Predicting Beyond Training Data via Extrapolation versus Translocation: AI Weather Models and Dubai's Unprecedented 2024 Rainfall
Y. Qiang Sun, Pedram Hassanzadeh, Tiffany Shaw, Hamid A. Pahlavan, Adam Marchakitus
TL;DR
The study investigates whether AI weather models can forecast unprecedented regional extremes (gray swans) by disentangling extrapolation from translocation. Using Dubai's 2024 rainfall as a stringent test, it analyzes GraphCast, AIFS, and FuXi forecasts with ERF diagnostics, Lagrangian tracking, and a targeted fine-tuning experiment. The results indicate that GraphCast and AIFS achieve accurate timing, location, and substantial amplitude through translocation from dynamically similar events elsewhere, while FuXi tends to underestimate peak rainfall; there is little evidence for extrapolation from weaker local events. The work highlights spectral bias and data imbalance as key limitations for tail forecasts and outlines pathways—diffusion models, optimized loss strategies, oversampling—to enhance extrapolation and tail accuracy, with practical implications for regional warning systems and AI-enabled climate emulation.
Abstract
Artificial intelligence (AI) models have transformed weather forecasting, but their skill for gray swan extremes is unclear.
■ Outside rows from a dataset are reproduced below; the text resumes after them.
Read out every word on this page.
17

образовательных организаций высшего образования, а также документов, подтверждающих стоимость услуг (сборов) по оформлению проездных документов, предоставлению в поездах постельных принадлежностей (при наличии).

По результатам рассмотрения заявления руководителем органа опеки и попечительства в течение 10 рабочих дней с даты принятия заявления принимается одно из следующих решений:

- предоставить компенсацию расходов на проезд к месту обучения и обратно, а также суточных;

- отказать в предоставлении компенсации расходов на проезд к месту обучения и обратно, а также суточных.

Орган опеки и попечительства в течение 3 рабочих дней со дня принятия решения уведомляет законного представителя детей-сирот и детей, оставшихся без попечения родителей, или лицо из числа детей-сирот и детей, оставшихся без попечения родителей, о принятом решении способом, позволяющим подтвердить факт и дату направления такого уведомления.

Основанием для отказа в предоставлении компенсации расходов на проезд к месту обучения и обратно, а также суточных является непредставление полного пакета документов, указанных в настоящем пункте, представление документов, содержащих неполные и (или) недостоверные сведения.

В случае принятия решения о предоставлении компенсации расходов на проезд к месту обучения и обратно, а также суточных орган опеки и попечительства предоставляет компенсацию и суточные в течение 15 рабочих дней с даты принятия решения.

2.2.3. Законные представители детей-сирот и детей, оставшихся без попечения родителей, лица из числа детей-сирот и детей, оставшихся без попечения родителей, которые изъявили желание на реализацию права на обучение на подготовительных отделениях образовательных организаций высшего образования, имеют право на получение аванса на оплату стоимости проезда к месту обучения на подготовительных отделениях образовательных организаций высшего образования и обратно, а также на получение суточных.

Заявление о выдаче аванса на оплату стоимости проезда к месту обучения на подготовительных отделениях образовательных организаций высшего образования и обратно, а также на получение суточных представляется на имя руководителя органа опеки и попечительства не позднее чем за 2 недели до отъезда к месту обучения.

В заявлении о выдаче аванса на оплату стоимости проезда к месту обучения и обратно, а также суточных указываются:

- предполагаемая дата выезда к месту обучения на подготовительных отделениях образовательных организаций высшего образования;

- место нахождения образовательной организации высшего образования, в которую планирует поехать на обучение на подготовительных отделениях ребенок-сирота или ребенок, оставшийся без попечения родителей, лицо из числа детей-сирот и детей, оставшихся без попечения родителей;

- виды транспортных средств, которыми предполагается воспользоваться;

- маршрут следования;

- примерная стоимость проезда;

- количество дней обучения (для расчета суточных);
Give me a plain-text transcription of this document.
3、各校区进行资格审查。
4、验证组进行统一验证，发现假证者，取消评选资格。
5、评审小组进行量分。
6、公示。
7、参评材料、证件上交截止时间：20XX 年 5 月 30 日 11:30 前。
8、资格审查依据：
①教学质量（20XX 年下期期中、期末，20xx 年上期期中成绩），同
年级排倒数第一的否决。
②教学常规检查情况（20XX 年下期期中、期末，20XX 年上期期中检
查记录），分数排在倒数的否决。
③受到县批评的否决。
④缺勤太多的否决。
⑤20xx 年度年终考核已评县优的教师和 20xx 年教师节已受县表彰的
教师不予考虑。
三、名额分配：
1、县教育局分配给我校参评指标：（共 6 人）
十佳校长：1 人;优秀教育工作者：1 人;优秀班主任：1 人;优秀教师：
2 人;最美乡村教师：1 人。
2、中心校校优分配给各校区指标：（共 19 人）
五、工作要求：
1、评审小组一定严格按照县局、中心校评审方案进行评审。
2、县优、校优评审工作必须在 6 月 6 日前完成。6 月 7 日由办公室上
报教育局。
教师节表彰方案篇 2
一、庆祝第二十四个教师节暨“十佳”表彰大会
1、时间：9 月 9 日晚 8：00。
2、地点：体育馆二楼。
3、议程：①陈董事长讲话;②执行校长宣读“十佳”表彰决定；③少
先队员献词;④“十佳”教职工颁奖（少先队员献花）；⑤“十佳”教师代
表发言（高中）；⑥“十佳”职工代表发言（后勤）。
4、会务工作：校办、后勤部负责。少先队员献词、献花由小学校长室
Here, we analyze GraphCast, AIFS, and FuXi forecasts of the unprecedented 2024 Dubai storm, which had twice the training set's highest rainfall in that region. Remarkably, GraphCast and AIFS accurately forecast this event up to 8 days ahead. FuXi forecasts the event, but underestimates the rainfall. Fine-tuning and receptive field analyses suggest that these models' success stems from "translocation": learning from comparable/stronger dynamically similar events in other regions during training. Evidence of "extrapolation" (learning from weaker events) is not found. Even events within the global distribution's tail are poorly forecasted, which is not just due to data imbalance (generalization error) but also spectral bias (optimization error). These findings demonstrate the potential of AI models to forecast regional gray swans and the opportunity to improve them through understanding the mechanisms behind their successes/limitations.